I just tried to get to the logs, you are printing everything to the console, that will put you at a slight disadvantage in terms of energy consumption. You could for eg. truncate all the payloads up to 1000 chars for example. We have some stress load tests that will fill up your logs with huge payloads, which can also contribute to request timeouts.

That is a great suggestion! Is this test creating the user then trying to log them in along with a bunch of others at the same time?

[ZYLYTY]

I just tried to get to the logs, you are printing everything to the console, that will put you at a slight disadvantage in terms of energy consumption. You could for eg. truncate all the payloads up to 1000 chars for example. We have some stress load tests that will fill up your logs with huge payloads, which can also contribute to request timeouts.

That is a great suggestion! Is this test creating the user then trying to log them in along with a bunch of others at the same time?

Basically every test that requires authentication performs the login first.

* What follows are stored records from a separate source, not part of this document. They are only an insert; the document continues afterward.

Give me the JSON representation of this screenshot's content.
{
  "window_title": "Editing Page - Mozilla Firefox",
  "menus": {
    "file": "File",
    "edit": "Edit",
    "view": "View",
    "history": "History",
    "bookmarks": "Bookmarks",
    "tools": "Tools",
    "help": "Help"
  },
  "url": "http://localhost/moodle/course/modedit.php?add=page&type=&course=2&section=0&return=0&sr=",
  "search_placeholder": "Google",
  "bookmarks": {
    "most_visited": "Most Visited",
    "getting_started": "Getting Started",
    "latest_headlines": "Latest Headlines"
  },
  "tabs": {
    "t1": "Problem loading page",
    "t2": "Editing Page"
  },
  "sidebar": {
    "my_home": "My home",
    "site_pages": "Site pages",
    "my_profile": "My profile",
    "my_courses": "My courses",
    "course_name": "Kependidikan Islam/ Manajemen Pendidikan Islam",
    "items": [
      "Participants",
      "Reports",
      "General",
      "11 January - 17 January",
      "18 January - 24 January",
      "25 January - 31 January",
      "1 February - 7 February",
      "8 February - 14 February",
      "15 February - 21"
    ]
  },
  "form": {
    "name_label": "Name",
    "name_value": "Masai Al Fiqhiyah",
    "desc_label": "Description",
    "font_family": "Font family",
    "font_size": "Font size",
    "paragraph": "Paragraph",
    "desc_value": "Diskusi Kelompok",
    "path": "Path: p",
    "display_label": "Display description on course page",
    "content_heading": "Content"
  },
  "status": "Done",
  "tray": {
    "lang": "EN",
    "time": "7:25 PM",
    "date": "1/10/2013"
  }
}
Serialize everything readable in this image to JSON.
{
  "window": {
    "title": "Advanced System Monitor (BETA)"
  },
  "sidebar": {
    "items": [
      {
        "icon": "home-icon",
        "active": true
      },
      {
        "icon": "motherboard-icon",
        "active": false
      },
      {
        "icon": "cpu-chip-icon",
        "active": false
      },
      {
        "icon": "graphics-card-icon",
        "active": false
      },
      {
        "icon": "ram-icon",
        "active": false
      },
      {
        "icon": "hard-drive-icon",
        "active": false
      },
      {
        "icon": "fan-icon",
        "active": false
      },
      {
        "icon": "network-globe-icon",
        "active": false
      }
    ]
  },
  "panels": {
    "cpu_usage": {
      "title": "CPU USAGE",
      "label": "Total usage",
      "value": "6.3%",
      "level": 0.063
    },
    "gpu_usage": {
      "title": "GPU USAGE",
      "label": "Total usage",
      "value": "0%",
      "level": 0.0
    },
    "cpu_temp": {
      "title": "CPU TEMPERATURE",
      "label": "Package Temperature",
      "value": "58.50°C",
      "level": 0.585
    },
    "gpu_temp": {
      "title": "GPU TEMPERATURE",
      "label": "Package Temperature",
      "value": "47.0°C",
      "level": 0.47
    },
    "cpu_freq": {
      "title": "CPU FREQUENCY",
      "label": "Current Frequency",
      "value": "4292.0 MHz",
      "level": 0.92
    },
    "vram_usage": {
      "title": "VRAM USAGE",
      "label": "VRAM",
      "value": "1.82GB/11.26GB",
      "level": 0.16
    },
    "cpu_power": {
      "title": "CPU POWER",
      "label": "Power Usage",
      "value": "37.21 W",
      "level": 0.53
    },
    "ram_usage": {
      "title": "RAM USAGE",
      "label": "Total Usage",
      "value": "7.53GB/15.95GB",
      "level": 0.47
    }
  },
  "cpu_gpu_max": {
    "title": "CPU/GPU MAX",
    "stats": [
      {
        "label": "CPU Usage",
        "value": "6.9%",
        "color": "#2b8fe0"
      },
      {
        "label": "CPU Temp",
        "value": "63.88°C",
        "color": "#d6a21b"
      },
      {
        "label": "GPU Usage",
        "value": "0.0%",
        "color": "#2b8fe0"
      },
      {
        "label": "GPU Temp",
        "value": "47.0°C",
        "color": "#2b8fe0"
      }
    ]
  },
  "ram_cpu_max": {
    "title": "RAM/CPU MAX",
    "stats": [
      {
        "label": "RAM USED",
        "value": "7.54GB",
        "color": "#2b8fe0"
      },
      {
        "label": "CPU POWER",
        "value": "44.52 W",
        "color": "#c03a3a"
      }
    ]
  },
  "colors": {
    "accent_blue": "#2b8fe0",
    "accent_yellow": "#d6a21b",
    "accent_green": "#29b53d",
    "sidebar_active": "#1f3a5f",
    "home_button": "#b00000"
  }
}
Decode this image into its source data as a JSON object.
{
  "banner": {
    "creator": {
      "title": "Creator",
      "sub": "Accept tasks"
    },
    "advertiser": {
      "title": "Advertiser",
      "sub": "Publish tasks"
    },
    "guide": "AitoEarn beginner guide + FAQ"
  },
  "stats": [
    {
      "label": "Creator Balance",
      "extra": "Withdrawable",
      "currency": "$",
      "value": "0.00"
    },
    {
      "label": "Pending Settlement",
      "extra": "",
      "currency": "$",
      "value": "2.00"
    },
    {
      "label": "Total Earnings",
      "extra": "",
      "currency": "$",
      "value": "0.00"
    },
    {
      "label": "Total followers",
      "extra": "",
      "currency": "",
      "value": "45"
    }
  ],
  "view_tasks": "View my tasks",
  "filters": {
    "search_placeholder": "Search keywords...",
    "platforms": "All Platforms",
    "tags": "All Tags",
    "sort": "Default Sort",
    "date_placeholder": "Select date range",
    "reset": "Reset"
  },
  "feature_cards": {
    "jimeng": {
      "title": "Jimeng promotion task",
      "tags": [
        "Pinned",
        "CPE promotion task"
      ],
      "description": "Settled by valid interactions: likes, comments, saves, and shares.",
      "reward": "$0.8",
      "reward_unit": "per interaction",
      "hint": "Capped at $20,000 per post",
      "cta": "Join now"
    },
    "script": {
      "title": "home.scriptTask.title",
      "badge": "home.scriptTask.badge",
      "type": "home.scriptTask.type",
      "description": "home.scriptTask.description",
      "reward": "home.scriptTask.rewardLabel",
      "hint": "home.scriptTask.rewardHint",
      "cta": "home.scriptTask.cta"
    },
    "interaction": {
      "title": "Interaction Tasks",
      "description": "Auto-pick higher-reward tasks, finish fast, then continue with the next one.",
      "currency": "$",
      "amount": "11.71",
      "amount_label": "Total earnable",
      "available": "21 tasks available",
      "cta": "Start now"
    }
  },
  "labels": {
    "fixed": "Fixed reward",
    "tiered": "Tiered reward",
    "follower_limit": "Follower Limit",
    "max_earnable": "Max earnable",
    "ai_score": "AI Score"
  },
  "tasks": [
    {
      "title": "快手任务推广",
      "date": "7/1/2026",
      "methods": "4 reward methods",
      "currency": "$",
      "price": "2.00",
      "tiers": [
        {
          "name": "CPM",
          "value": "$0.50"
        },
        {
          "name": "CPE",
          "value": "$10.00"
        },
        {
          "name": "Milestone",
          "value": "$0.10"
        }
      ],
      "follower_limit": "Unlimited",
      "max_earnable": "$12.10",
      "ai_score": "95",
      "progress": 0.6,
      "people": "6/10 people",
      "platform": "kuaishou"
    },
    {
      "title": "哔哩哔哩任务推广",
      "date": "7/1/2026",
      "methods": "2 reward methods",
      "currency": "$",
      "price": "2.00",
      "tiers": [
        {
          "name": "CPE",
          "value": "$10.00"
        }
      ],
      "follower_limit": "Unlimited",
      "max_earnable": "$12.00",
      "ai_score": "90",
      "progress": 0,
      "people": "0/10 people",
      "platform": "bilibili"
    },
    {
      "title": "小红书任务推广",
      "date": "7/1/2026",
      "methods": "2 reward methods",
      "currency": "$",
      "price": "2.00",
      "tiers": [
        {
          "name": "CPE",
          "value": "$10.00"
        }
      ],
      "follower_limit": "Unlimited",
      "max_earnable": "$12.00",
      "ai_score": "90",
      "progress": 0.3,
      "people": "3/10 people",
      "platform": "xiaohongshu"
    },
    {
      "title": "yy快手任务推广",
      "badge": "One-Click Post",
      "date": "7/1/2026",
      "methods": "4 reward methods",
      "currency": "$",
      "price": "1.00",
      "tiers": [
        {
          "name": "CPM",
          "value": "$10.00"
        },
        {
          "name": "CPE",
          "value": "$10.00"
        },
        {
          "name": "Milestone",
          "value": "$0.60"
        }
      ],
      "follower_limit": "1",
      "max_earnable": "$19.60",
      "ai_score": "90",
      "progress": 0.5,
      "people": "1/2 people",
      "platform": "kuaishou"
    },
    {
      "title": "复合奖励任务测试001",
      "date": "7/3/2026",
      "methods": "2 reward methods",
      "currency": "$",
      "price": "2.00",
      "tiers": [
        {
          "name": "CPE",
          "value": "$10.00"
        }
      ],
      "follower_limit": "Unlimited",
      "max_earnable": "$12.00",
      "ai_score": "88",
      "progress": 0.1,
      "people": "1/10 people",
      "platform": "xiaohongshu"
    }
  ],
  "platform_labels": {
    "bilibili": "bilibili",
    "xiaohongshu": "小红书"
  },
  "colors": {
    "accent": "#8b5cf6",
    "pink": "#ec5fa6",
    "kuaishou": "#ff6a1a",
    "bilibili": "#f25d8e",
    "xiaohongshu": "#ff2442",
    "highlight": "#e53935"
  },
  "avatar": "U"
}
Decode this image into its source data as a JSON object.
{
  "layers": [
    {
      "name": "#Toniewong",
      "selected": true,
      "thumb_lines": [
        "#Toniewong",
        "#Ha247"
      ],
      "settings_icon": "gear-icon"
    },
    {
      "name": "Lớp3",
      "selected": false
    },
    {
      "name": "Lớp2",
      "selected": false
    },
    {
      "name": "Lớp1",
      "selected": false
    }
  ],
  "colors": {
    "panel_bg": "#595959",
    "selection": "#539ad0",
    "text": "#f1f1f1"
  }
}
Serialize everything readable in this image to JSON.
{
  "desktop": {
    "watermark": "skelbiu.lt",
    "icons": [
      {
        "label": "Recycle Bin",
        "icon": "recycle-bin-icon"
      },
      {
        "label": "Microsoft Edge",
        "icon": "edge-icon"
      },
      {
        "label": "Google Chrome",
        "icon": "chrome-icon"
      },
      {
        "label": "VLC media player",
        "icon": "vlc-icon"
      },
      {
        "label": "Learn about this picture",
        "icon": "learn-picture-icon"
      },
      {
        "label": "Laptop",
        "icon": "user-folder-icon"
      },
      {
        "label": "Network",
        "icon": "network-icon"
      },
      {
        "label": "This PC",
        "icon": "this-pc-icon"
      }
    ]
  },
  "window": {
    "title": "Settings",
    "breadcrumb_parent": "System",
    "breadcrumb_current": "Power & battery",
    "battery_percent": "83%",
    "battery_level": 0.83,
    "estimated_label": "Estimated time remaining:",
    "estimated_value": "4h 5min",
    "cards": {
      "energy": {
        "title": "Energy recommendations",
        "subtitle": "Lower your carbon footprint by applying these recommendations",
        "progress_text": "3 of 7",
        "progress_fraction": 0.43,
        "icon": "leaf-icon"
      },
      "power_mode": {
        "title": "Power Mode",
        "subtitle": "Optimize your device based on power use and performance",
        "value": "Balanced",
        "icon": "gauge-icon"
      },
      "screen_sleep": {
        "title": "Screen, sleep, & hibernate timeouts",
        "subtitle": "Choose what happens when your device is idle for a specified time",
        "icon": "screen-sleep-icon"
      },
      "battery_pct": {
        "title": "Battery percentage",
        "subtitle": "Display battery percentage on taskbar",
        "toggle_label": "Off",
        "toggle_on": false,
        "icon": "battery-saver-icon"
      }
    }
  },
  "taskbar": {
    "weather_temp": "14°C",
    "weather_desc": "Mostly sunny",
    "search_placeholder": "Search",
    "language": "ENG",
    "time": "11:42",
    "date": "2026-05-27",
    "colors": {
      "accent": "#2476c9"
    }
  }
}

But even the basic login test fails with a 400:

Maybe because the evaluator is not sending the Content-Type might be affecting this? But that's strange because in that case it would affect all the other endpoints as well.

[ZYLYTY]

Also, don't forget the payload that /login needs to return, it is not just the Set-Cookie header and HTTP 200, there's a JSON body it should return as well.